Which is why I've always held "Exceptions" in extreme contempt and won't put them on my system wherever possible.
Antivirus exceptions - zero - except for machines that can see the underlying VM storage folder with huge VM images, which I exclude because the machine has antivirus, and the VM's inside it have antivirus, and if you can write to the underlying VM storage folder, I have bigger problems anyway.
Web filtering exceptions - er...no. I work in a school so I might classify your site as "pupil" or "staff" instead of whatever default is chosen, but I won't "just exclude". Because every time I've been asked to do that, it includes things like the entire Amazon EC2 range. And if I say "No, honestly, it's excluded" then you always find out that the "problem" was somewhere else anyway.

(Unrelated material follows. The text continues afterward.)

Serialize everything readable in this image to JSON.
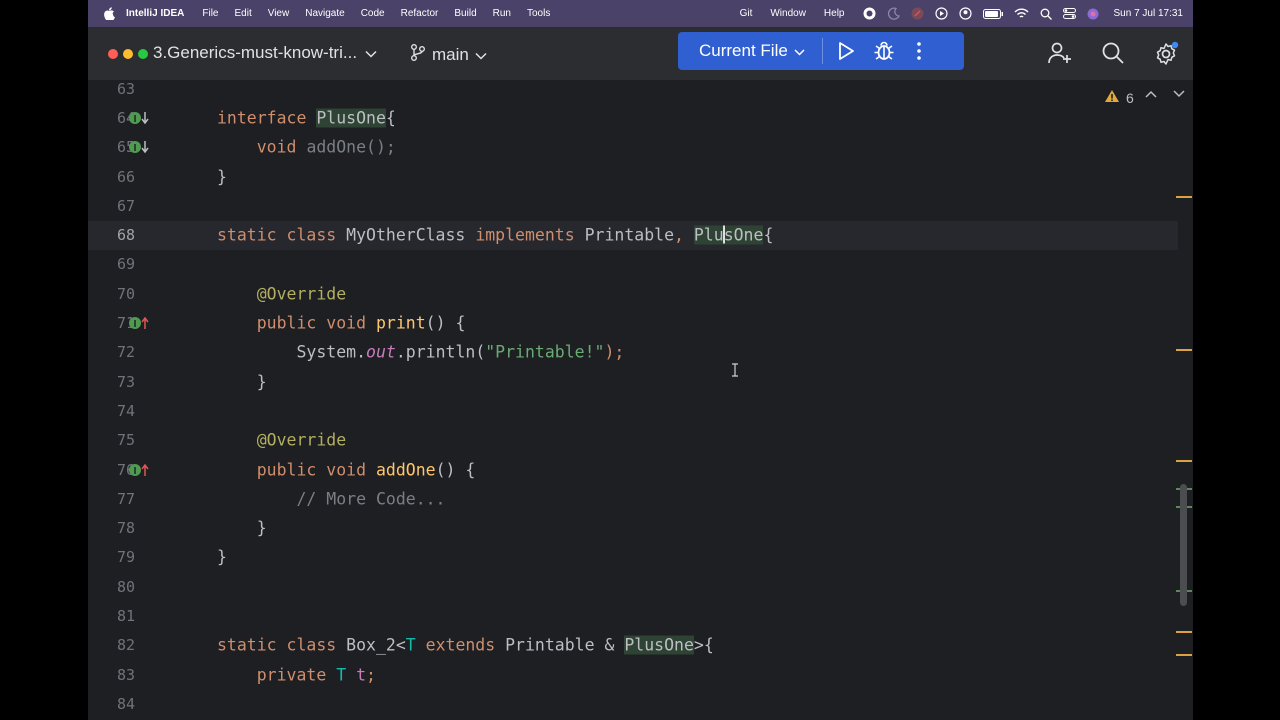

Recently had this with my print vendor who have this billing tool that talks home to them. It needed all kinds of proxy exceptions and bypasses. So I just installed it. Done. They even say "it doesn't support proxies", which is weird because there's a box to put the manual proxy information, which works perfectly. The fact that the software itself falls over once a month is neither here nor there, apparently, though. But it has nothing to do with web access or proxies (because it has a "test" button that works, the logs show it has comms, and what falls over is actually the local machine's SNMP browser).
Sorry but "make an exception for us" is code to me for "lie and pretend that you've done it".